- Map showing Sultanhisar District in Aydın Province
- Sultanhisar Location in Turkey Sultanhisar Sultanhisar (Turkey Aegean)
- Coordinates: 37°53′23″N 28°09′27″E﻿ / ﻿37.8897°N 28.1575°E
- Country: Turkey
- Province: Aydın

Government
- • Mayor: Osman Yıldırımkaya (AKP)
- Area: 220 km^{2} (85 sq mi)
- Population (2022): 20,230
- • Density: 92/km^{2} (240/sq mi)
- Time zone: UTC+3 (TRT)
- Postal code: 09470
- Area code: 0256
- Website: www.sultanhisar.bel.tr

= Sultanhisar =

Sultanhisar is a municipality and district of Aydın Province, Turkey. Its area is 220 km^{2}, and its population is 20,230 (2022). It is 30 km east of the city of Aydın on the road to Denizli.

== History ==
The first settlement here was the ancient city of Nysa in Asia (on the Maeander), founded in the Hellenistic period and continuing to thrive under the Ancient Romans, also as bishopric, where the geographer Strabo was educated. Nysa is 3 km from the modern town of Sultanhisar, which was founded by the Seljuk Turks in 1270 and brought into the Ottoman Empire in 1425.

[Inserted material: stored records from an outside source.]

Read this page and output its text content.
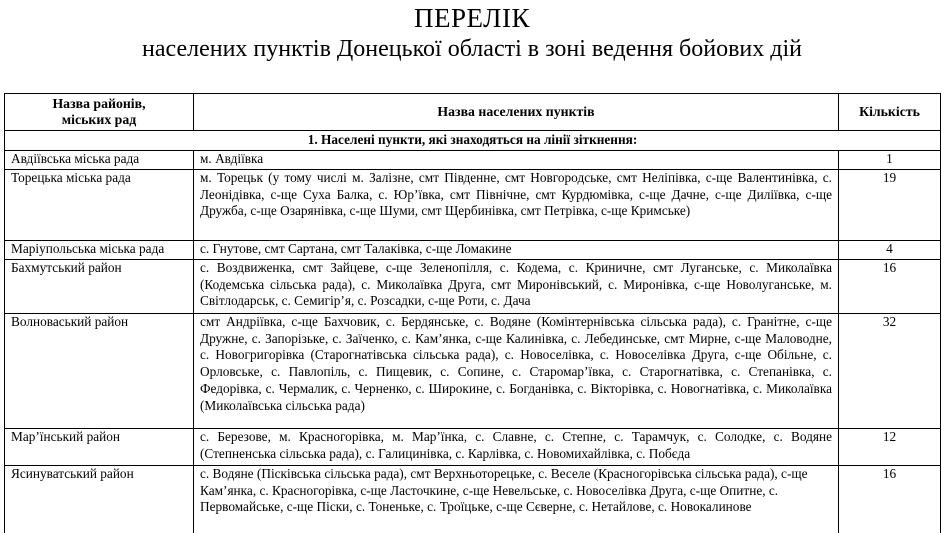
ПЕРЕЛІК
населених пунктів Донецької області в зоні ведення бойових дій
Назва районів,
міських рад	Назва населених пунктів	Кількість
1. Населені пункти, які знаходяться на лінії зіткнення:		
Авдіївська міська рада	м. Авдіївка	1
Торецька міська рада	м. Торецьк (у тому числі м. Залізне, смт Південне, смт Новгородське, смт Неліпівка, с-ще Валентинівка, с. Леонідівка, с-ще Суха Балка, с. Юр’ївка, смт Північне, смт Курдюмівка, с-ще Дачне, с-ще Диліївка, с-ще Дружба, с-ще Озарянівка, с-ще Шуми, смт Щербинівка, смт Петрівка, с-ще Кримське)	19
Маріупольська міська рада	с. Гнутове, смт Сартана, смт Талаківка, с-ще Ломакине	4
Бахмутський район	с. Воздвиженка, смт Зайцеве, с-ще Зеленопілля, с. Кодема, с. Криничне, смт Луганське, с. Миколаївка (Кодемська сільська рада), с. Миколаївка Друга, смт Миронівський, с. Миронівка, с-ще Новолуганське, м. Світлодарськ, с. Семигір’я, с. Розсадки, с-ще Роти, с. Дача	16
Волноваський район	смт Андріївка, с-ще Бахчовик, с. Бердянське, с. Водяне (Комінтернівська сільська рада), с. Гранітне, с-ще Дружне, с. Запорізьке, с. Заїченко, с. Кам’янка, с-ще Калинівка, с. Лебединське, смт Мирне, с-ще Маловодне, с. Новогригорівка (Старогнатівська сільська рада), с. Новоселівка, с. Новоселівка Друга, с-ще Обільне, с. Орловське, с. Павлопіль, с. Пищевик, с. Сопине, с. Старомар’ївка, с. Старогнатівка, с. Степанівка, с. Федорівка, с. Чермалик, с. Черненко, с. Широкине, с. Богданівка, с. Вікторівка, с. Новогнатівка, с. Миколаївка (Миколаївська сільська рада)	32
Мар’їнський район	с. Березове, м. Красногорівка, м. Мар’їнка, с. Славне, с. Степне, с. Тарамчук, с. Солодке, с. Водяне (Степненська сільська рада), с. Галицинівка, с. Карлівка, с. Новомихайлівка, с. Побєда	12
Ясинуватський район	с. Водяне (Пісківська сільська рада), смт Верхньоторецьке, с. Веселе (Красногорівська сільська рада), с-ще Кам’янка, с. Красногорівка, с-ще Ласточкине, с-ще Невельське, с. Новоселівка Друга, с-ще Опитне, с. Первомайське, с-ще Піски, с. Тоненьке, с. Троїцьке, с-ще Сєверне, с. Нетайлове, с. Новокалинове	16
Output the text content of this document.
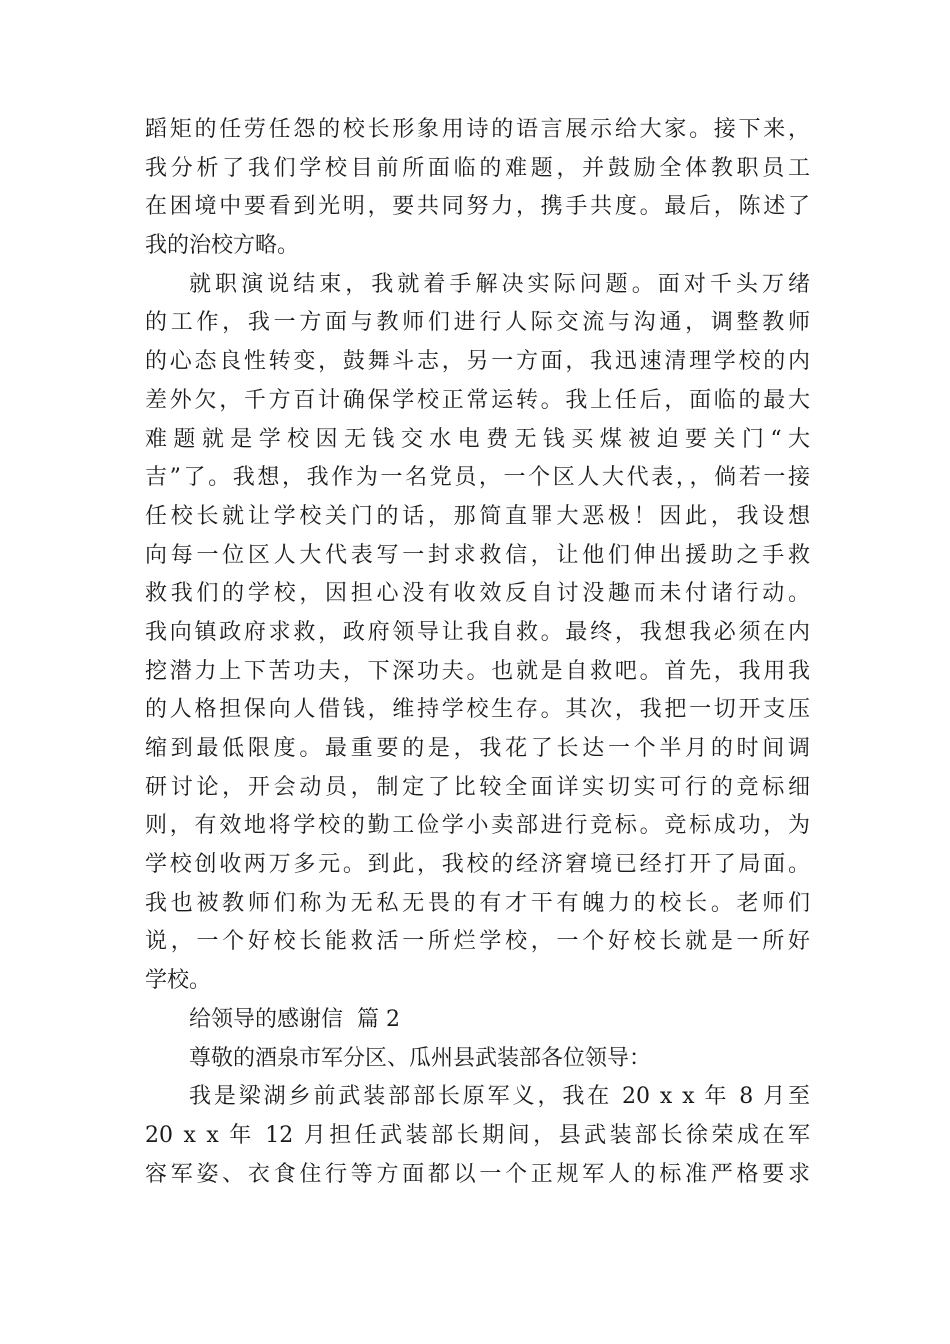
蹈矩的任劳任怨的校长形象用诗的语言展示给大家。接下来，
我分析了我们学校目前所面临的难题，并鼓励全体教职员工
在困境中要看到光明，要共同努力，携手共度。最后，陈述了
我的治校方略。
就职演说结束，我就着手解决实际问题。面对千头万绪
的工作，我一方面与教师们进行人际交流与沟通，调整教师
的心态良性转变，鼓舞斗志，另一方面，我迅速清理学校的内
差外欠，千方百计确保学校正常运转。我上任后，面临的最大
难题就是学校因无钱交水电费无钱买煤被迫要关门“大
吉”了。我想，我作为一名党员，一个区人大代表，，倘若一接
任校长就让学校关门的话，那简直罪大恶极！因此，我设想
向每一位区人大代表写一封求救信，让他们伸出援助之手救
救我们的学校，因担心没有收效反自讨没趣而未付诸行动。
我向镇政府求救，政府领导让我自救。最终，我想我必须在内
挖潜力上下苦功夫，下深功夫。也就是自救吧。首先，我用我
的人格担保向人借钱，维持学校生存。其次，我把一切开支压
缩到最低限度。最重要的是，我花了长达一个半月的时间调
研讨论，开会动员，制定了比较全面详实切实可行的竞标细
则，有效地将学校的勤工俭学小卖部进行竞标。竞标成功，为
学校创收两万多元。到此，我校的经济窘境已经打开了局面。
我也被教师们称为无私无畏的有才干有魄力的校长。老师们
说，一个好校长能救活一所烂学校，一个好校长就是一所好
学校。
给领导的感谢信  篇 2
尊敬的酒泉市军分区、瓜州县武装部各位领导：
我是梁湖乡前武装部部长原军义，我在 20 x x 年 8 月至
20 x x 年 12 月担任武装部长期间，县武装部长徐荣成在军
容军姿、衣食住行等方面都以一个正规军人的标准严格要求
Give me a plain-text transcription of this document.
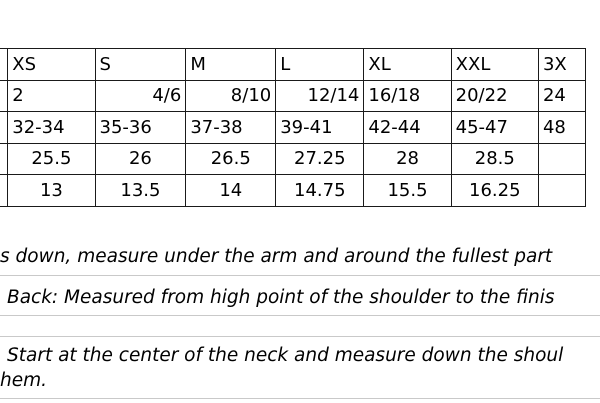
	XS	S	M	L	XL	XXL	3X
	2	4/6	8/10	12/14	16/18	20/22	24
	32-34	35-36	37-38	39-41	42-44	45-47	48
	25.5	26	26.5	27.25	28	28.5	
	13	13.5	14	14.75	15.5	16.25	
s down, measure under the arm and around the fullest part
Back: Measured from high point of the shoulder to the finis
Start at the center of the neck and measure down the shoul
hem.
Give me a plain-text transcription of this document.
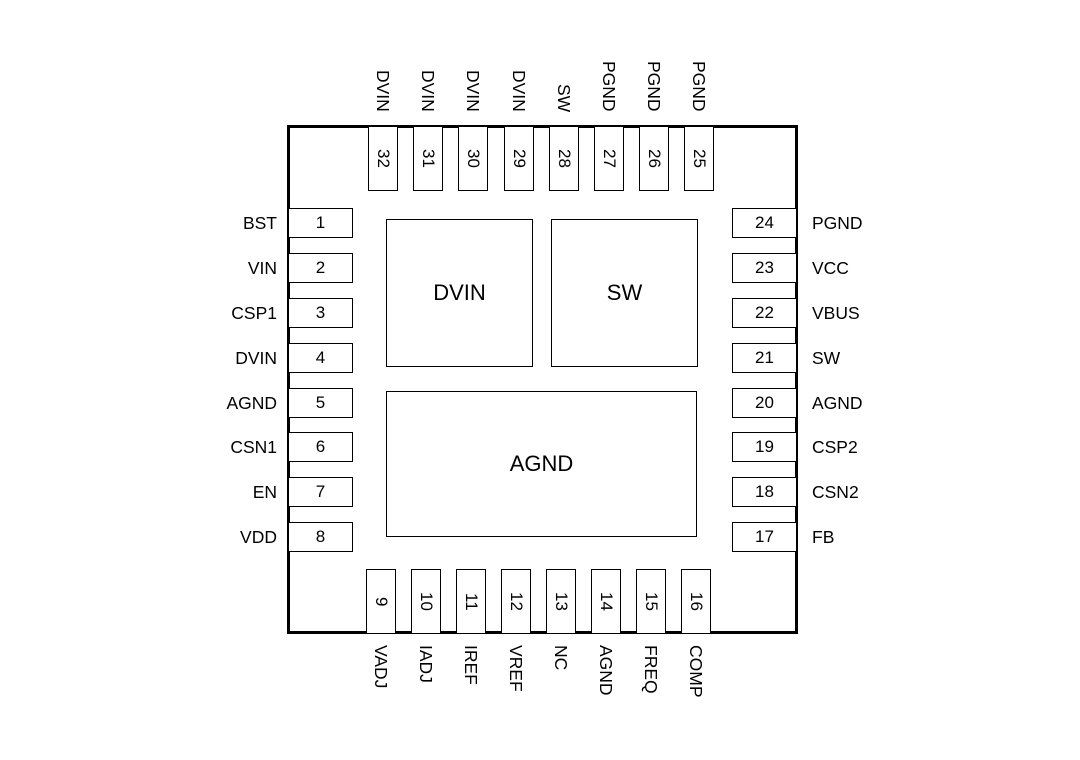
DVIN	SW
AGND
32 31 30 29 28 27 26 25
DVIN DVIN DVIN DVIN SW PGND PGND PGND
1
2
3
4
5
6
7
8
BST
VIN
CSP1
DVIN
AGND
CSN1
EN
VDD
24
23
22
21
20
19
18
17
PGND
VCC
VBUS
SW
AGND
CSP2
CSN2
FB
9 10 11 12 13 14 15 16
VADJ IADJ IREF VREF NC AGND FREQ COMP
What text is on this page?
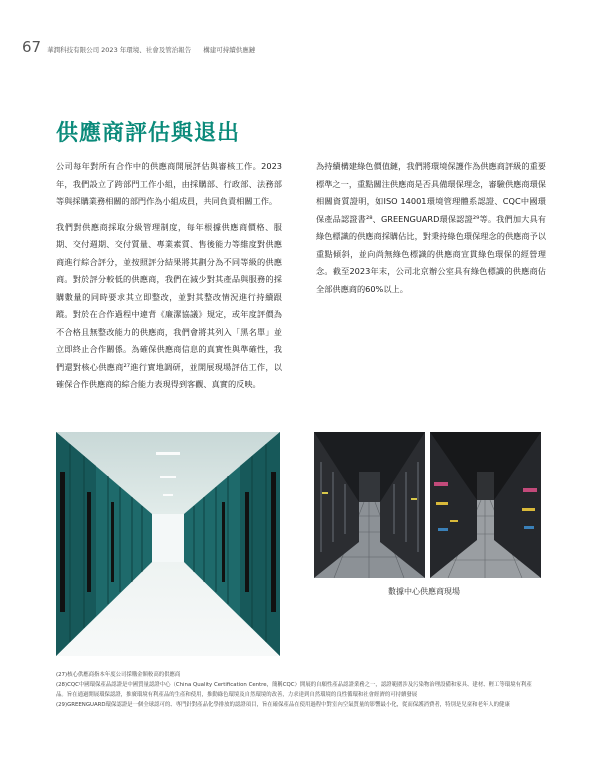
67 華潤科技有限公司 2023 年環境、社會及管治報告 構建可持續供應鏈
供應商評估與退出

公司每年對所有合作中的供應商開展評估與審核工作。2023年，我們設立了跨部門工作小組，由採購部、行政部、法務部等與採購業務相關的部門作為小組成員，共同負責相關工作。

我們對供應商採取分級管理制度，每年根據供應商價格、服期、交付週期、交付質量、專業素質、售後能力等維度對供應商進行綜合評分，並按照評分結果將其劃分為不同等級的供應商。對於評分較低的供應商，我們在減少對其產品與服務的採購數量的同時要求其立即整改，並對其整改情況進行持續跟蹤。對於在合作過程中違背《廉潔協議》規定，或年度評價為不合格且無整改能力的供應商，我們會將其列入「黑名單」並立即終止合作關係。為確保供應商信息的真實性與準確性，我們還對核心供應商²⁷進行實地調研，並開展現場評估工作，以確保合作供應商的綜合能力表現得到客觀、真實的反映。

為持續構建綠色價值鏈，我們將環境保護作為供應商評級的重要標準之一，重點關注供應商是否具備環保理念，審驗供應商環保相關資質證明，如ISO 14001環境管理體系認證、CQC中國環保產品認證書²⁸、GREENGUARD環保認證²⁹等。我們加大具有綠色標識的供應商採購佔比，對秉持綠色環保理念的供應商予以重點傾斜，並向尚無綠色標識的供應商宣貫綠色環保的經營理念。截至2023年末，公司北京辦公室具有綠色標識的供應商佔全部供應商的60%以上。

數據中心供應商現場
(27)核心供應商指本年度公司採購金額較高的供應商
(28)CQC中國環保產品認證是中國質量認證中心（China Quality Certification Centre，簡稱CQC）開展的自願性產品認證業務之一，認證範圍涉及污染物治理設備和家具、建材、輕工等環境有利產品。旨在通過開展環保認證，推廣環境有利產品的生產和使用，推動綠色環境及自然環境的改善，力求達到自然環境的良性循環和社會經濟的可持續發展
(29)GREENGUARD環保認證是一個全球認可的、專門針對產品化學排放的認證項目，旨在確保產品在使用過程中對室內空氣質量的影響最小化，從而保護消費者，特別是兒童和老年人的健康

== Geography and economy ==
Sultanhisar is an agricultural district in the Büyük Menderes valley. The main products of the area are typical of the Aegean region: olives, figs, citrus fruits, grapes, strawberries etc. and the local industry is the processing of these products: olive oil pressing, spinning cotton, preparing and packing fruit, especially figs. Sultanhisar itself is a small town of 6,000 people on the İzmir-Afyon railway line. The local cuisine features typical Aegean dishes such as the bread-pancakes called gözleme. The town has a horticultural school of Adnan Menderes University.

Atça is a well-planned and tidy town, with 7,600 people larger than Sultanhisar itself. One of Turkey's largest strawberry growing districts. There is an annual strawberry harvest festival.

==Composition==
There are 18 neighbourhoods in Sultanhisar District:

- Atça
- Beşeylül
- Demirhan
- Eskihisar
- Güvendik
- Hisar
- İncealan
- Kabaca
- Kavaklı
- Kılavuzlar
- Kurtuluş
- Malgaçemir
- Malgaçmustafa
- Rekmez
- Salavatlı
- Uzunlar
- Yağdere
- Zafer

== Places of interest ==
- Nysa on the Maeander - ruins of the ancient Carian city, including a large theatre, bridges (Nysa Bridge), baths and a gymnasium. The site is still being excavated, led by Professor Vedat Idil of Ankara University.